Contraction of the genioglossus muscles during transcutaneous stimulation was investigated using ultrasonography in 11 healthy subjects (seven men, mean [SD] age 30  years; BMI, 24.2 [3.5] kg/m2). Esophageal and gastric pressures were measured with balloon catheters, and transesophageal diaphragm electromyogram (EMGdi) was recorded during polysomnography in 11 patients with OSA (eight men, aged 51  years; BMI, 42.0 [9.7] kg/m2) while transcutaneous electrical stimulation of the genioglossus was applied in non-rapid eye movement sleep (stage N2).

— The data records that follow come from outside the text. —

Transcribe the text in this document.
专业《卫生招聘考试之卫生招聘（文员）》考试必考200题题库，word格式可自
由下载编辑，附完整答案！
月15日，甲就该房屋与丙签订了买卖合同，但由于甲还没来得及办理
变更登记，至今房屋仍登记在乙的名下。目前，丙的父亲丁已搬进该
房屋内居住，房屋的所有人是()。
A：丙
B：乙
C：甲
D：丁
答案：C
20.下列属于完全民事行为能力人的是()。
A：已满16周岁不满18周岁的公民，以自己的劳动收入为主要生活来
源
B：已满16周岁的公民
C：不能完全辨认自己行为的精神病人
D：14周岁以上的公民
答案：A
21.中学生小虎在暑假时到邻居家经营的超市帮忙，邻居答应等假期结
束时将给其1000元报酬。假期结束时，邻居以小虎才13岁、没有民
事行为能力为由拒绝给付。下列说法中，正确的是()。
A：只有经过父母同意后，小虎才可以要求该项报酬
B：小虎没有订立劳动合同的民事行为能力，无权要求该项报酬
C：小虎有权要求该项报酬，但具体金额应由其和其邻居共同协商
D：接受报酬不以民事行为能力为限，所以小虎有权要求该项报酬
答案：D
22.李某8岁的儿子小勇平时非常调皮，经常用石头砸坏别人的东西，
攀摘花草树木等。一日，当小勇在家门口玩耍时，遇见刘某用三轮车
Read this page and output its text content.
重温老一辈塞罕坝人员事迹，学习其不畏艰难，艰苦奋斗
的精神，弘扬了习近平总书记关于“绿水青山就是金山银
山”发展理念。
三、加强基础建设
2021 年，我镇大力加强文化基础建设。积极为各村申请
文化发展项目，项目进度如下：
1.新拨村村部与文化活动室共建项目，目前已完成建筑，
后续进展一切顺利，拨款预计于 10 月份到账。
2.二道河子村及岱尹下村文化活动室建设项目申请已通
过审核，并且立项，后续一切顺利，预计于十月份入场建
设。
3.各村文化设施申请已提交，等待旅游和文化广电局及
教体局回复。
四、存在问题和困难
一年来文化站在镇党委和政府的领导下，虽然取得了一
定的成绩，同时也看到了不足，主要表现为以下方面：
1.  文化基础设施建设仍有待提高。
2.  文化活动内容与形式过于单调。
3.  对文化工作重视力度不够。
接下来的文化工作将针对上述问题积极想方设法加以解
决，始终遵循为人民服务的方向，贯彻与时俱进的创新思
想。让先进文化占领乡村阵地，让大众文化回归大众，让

Ultrasonography measurements showed a significant increase in tongue diameter during stimulation (sagittal: 10.0% [2.8%]; coronal: 9.4 % [3.7%]). The measurements were reproducible and repeatable. In patients with OSA, snoring decreased during stimulation (P < .001) and oxygenation improved (P = .001); the respiratory disturbance index (RDI) fell from 28.1 (26.3) to 10.2 (10.2) events per hour during stimulation (P = .002), returning to 26.6 (26.0) events per hour after stimulation was stopped. Transdiaphragmatic pressure swing decreased from 24.1 (13.5) cm H2O to 19.7 (7.1) cm H2O (P = .022), increasing to 24.2 (10.8) cm H2O afterward, and EMGdi fell from 23.8% max (12.6% max) to 15.7% max (6.4% max) (P < .001), rising to 22.6% max (10.4% max) post stimulation.
Continuous transcutaneous electrical stimulation of the genioglossus contracts the genioglossus muscle and reduces ventilatory load and neural respiratory drive in patients with OSA.